12. Unser Dorf soll digitaler werden – kommunale Strategien für E- und Open Government

Ideengeber: Matthi Bolte

Wir GRÜNE wollen die Vorzüge der Digitalisierung für alle Bürgerinnen und Bürger nutzbar machen. Das gilt ganz besonders vor Ort, wo durch bessere Angebote für E-Government und Open Government ein neues Verhältnis von Gemeindeverwaltung und Bürger*innen entsteht und die Demokratie somit vorangebracht werden kann.

In dieser Barcamp-Session soll es darum gehen, diesen Wandel kommunal zu begleiten. Dafür werden wir uns auf Basis der Erkenntnisse aus dem GRÜNEN Online-Check der Landtagsfraktion NRW (http://gruene-fraktion-nrw.de/online-check) einige gute Beispiele anschauen und dann gemeinsam überlegen, wie wir weiter vorankommen können. Wer sind unsere Verbündeten vor Ort? Wie lassen sich Lösungen politisch durchsetzen und bei der Verwaltung implementieren? Und: Wie können GRÜNE auf Landes- und Bundesebene den Wandel vor Ort unterstützen?

13. Grünfunk – Das grüne Freifunkprojekt

Ideengeber: Sebastian Steinbach (Netzbegrünung)

Wenn über Neutralität und Unabhängigkeit des Internets gesprochen wird und die Frage aufkommt, wie man unzensierte und offene Netze schaffen kann, fällt unweigerlich der Begriff „Freifunk“.
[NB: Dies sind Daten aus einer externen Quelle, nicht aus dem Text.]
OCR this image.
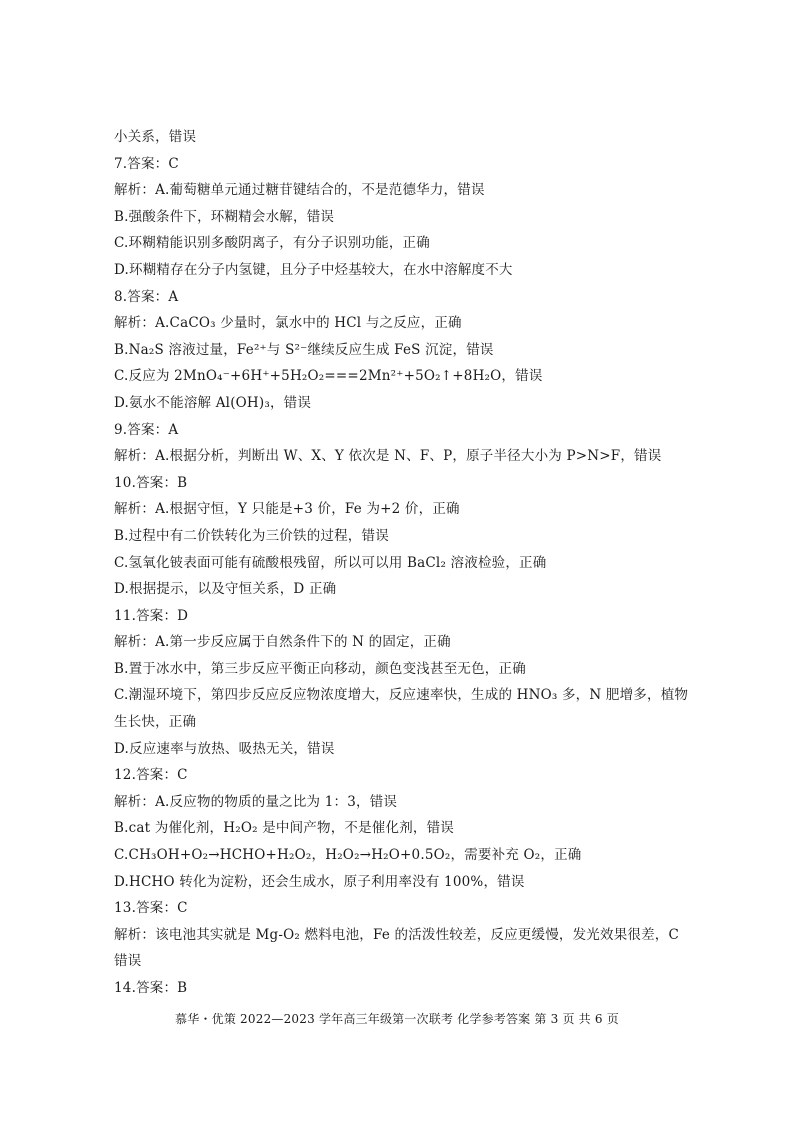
小关系，错误
7.答案：C
解析：A.葡萄糖单元通过糖苷键结合的，不是范德华力，错误
B.强酸条件下，环糊精会水解，错误
C.环糊精能识别多酸阴离子，有分子识别功能，正确
D.环糊精存在分子内氢键，且分子中烃基较大，在水中溶解度不大
8.答案：A
解析：A.CaCO₃ 少量时，氯水中的 HCl 与之反应，正确
B.Na₂S 溶液过量，Fe²⁺与 S²⁻继续反应生成 FeS 沉淀，错误
C.反应为 2MnO₄⁻+6H⁺+5H₂O₂===2Mn²⁺+5O₂↑+8H₂O，错误
D.氨水不能溶解 Al(OH)₃，错误
9.答案：A
解析：A.根据分析，判断出 W、X、Y 依次是 N、F、P，原子半径大小为 P>N>F，错误
10.答案：B
解析：A.根据守恒，Y 只能是+3 价，Fe 为+2 价，正确
B.过程中有二价铁转化为三价铁的过程，错误
C.氢氧化铍表面可能有硫酸根残留，所以可以用 BaCl₂ 溶液检验，正确
D.根据提示，以及守恒关系，D 正确
11.答案：D
解析：A.第一步反应属于自然条件下的 N 的固定，正确
B.置于冰水中，第三步反应平衡正向移动，颜色变浅甚至无色，正确
C.潮湿环境下，第四步反应反应物浓度增大，反应速率快，生成的 HNO₃ 多，N 肥增多，植物
生长快，正确
D.反应速率与放热、吸热无关，错误
12.答案：C
解析：A.反应物的物质的量之比为 1：3，错误
B.cat 为催化剂，H₂O₂ 是中间产物，不是催化剂，错误
C.CH₃OH+O₂→HCHO+H₂O₂，H₂O₂→H₂O+0.5O₂，需要补充 O₂，正确
D.HCHO 转化为淀粉，还会生成水，原子利用率没有 100%，错误
13.答案：C
解析：该电池其实就是 Mg-O₂ 燃料电池，Fe 的活泼性较差，反应更缓慢，发光效果很差，C
错误
14.答案：B
慕华・优策 2022—2023 学年高三年级第一次联考 化学参考答案 第 3 页 共 6 页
Mittlerweile wesentlich mehr als nur ein Hacker-Projekt, ist Freifunk in der  Gesellschaft angekommen und immer mehr Menschen beteiligen sich an der Schaffung eines freien Netzzugangs für alle.

Auch wenn die Hürden durch eine immer größer werdende Community überwindbar erscheinen, ist die technische Umsetzung für viele noch ein Buch mit sieben Siegeln und die rechtlichen Aspekte kaum abzuschätzen.

Auf dem jährlichen Camp der Netzbegrünung e.V. wurde ein Workshop zur Begrünung des Freifunks durchgeführt und ein Konzept erstellt, wie man den grünen Gliederungen den Einstieg in das offene Netz so barrierefrei wie möglich zur Verfügung stellen kann. Das Digitalkongress Pannel soll die Idee „Grünfunk – Das grüne Freifunkprojekt“ vorstellen und mit den Anwesenden über Machbarkeit und Potentiale Diskutieren.